General Atomics Scientists Use Cray X1E Supercomputer at ORNL to Make Important Advance in Fusion Research

Global supercomputer leader Cray Inc. (NASDAQ: CRAY) today announced that General Atomics researchers using a Cray X1E(TM) supercomputer have made a significant breakthrough in their ability to predict what happens inside an experimental fusion reactor, a milestone on the way to developing a stable and efficient new power source. Fusion is the nuclear reaction that fuels stars like the sun and has the potential to produce clean, almost limitless power here on Earth.

The General Atomics scientists are employing a computer code they wrote called GYRO, scaled to the massive compute capabilities of a Cray X1E system located at Oak Ridge National Laboratory (ORNL), to simulate the complex behavior of the super-heated gaseous fuel called plasma as it roils within a reactor. Working under a grant of computer time from the Department of Energy’s (DOE’s) Innovative and Novel Computational Impact on Theory and Experiment (INCITE) program, the researchers have for the first time been able to simulate both electron and ion plasma turbulence, a crucial step for eventually designing and building a full-scale, energy-producing fusion reactor.

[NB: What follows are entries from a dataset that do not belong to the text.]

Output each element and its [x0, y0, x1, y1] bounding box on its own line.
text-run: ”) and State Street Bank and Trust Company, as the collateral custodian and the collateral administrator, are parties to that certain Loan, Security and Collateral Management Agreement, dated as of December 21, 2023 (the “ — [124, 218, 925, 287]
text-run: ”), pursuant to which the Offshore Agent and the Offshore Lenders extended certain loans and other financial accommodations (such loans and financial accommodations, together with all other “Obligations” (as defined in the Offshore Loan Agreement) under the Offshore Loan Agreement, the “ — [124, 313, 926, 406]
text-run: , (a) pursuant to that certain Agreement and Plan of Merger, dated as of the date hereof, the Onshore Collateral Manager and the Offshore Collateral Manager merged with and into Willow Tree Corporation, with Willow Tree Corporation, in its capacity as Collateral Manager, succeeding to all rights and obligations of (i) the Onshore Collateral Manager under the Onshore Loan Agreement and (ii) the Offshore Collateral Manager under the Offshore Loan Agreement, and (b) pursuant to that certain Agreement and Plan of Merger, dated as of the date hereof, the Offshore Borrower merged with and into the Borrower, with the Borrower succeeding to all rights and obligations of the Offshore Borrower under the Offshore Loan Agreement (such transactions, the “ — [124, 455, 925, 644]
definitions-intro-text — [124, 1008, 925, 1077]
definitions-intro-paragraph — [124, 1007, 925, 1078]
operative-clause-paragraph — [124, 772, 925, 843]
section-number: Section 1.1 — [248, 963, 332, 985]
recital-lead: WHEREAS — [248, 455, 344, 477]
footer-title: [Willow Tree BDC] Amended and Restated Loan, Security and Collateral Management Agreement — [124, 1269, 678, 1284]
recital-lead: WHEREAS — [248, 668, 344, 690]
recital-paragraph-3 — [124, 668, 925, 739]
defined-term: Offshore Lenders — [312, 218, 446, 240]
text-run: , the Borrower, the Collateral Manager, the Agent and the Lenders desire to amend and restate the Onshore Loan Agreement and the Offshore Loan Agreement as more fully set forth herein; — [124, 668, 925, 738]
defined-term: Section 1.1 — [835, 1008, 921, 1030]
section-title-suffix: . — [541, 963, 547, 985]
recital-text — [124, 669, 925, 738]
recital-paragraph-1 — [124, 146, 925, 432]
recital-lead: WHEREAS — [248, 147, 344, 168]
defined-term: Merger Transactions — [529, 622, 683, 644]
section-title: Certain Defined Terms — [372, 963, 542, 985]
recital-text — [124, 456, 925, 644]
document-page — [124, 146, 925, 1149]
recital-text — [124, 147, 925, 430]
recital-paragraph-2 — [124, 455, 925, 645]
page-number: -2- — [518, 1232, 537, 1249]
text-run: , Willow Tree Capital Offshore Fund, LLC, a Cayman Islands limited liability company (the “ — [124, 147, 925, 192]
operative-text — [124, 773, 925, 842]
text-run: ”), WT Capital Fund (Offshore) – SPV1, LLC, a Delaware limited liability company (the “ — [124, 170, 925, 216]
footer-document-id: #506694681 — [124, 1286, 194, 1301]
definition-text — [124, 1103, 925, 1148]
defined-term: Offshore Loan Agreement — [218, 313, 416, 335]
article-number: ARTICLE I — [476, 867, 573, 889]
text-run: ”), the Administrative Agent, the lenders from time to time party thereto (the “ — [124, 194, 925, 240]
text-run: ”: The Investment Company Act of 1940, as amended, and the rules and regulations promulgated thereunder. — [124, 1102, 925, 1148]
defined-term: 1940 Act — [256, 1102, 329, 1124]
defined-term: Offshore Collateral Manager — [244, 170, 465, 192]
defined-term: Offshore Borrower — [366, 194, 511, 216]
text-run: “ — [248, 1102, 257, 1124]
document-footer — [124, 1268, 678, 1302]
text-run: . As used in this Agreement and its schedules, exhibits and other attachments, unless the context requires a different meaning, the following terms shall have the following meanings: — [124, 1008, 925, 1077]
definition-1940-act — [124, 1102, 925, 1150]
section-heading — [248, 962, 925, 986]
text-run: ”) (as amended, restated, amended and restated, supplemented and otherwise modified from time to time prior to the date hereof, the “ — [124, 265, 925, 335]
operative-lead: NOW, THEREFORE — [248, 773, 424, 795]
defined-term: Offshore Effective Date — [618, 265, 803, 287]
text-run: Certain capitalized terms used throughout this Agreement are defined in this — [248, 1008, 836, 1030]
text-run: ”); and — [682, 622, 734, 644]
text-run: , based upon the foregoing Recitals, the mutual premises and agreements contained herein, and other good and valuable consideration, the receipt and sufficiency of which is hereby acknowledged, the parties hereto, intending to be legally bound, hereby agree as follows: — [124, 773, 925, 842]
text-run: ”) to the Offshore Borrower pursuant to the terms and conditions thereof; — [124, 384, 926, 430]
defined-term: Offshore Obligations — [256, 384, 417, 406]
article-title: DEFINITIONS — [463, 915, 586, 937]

“Approximation is the name of the game in physics,” said Jeff Candy, principal scientist in the Energy Group at General Atomics. “GYRO performs a faithful gyrokinetic approximation of the fundamental physics that occurs when the nuclei of deuterium and tritium atoms fuse within a reactor’s magnetic containment field. Normally researchers do smaller electron-scale simulations of the plasma. But the Cray X1E supercomputer at ORNL has allowed us to combine electron-scale and ion-scale simulations to produce a much closer approximation of turbulence fluxes for various temperatures and densities. Modeling these instabilities on the actual reactor would be very time-consuming and expensive.”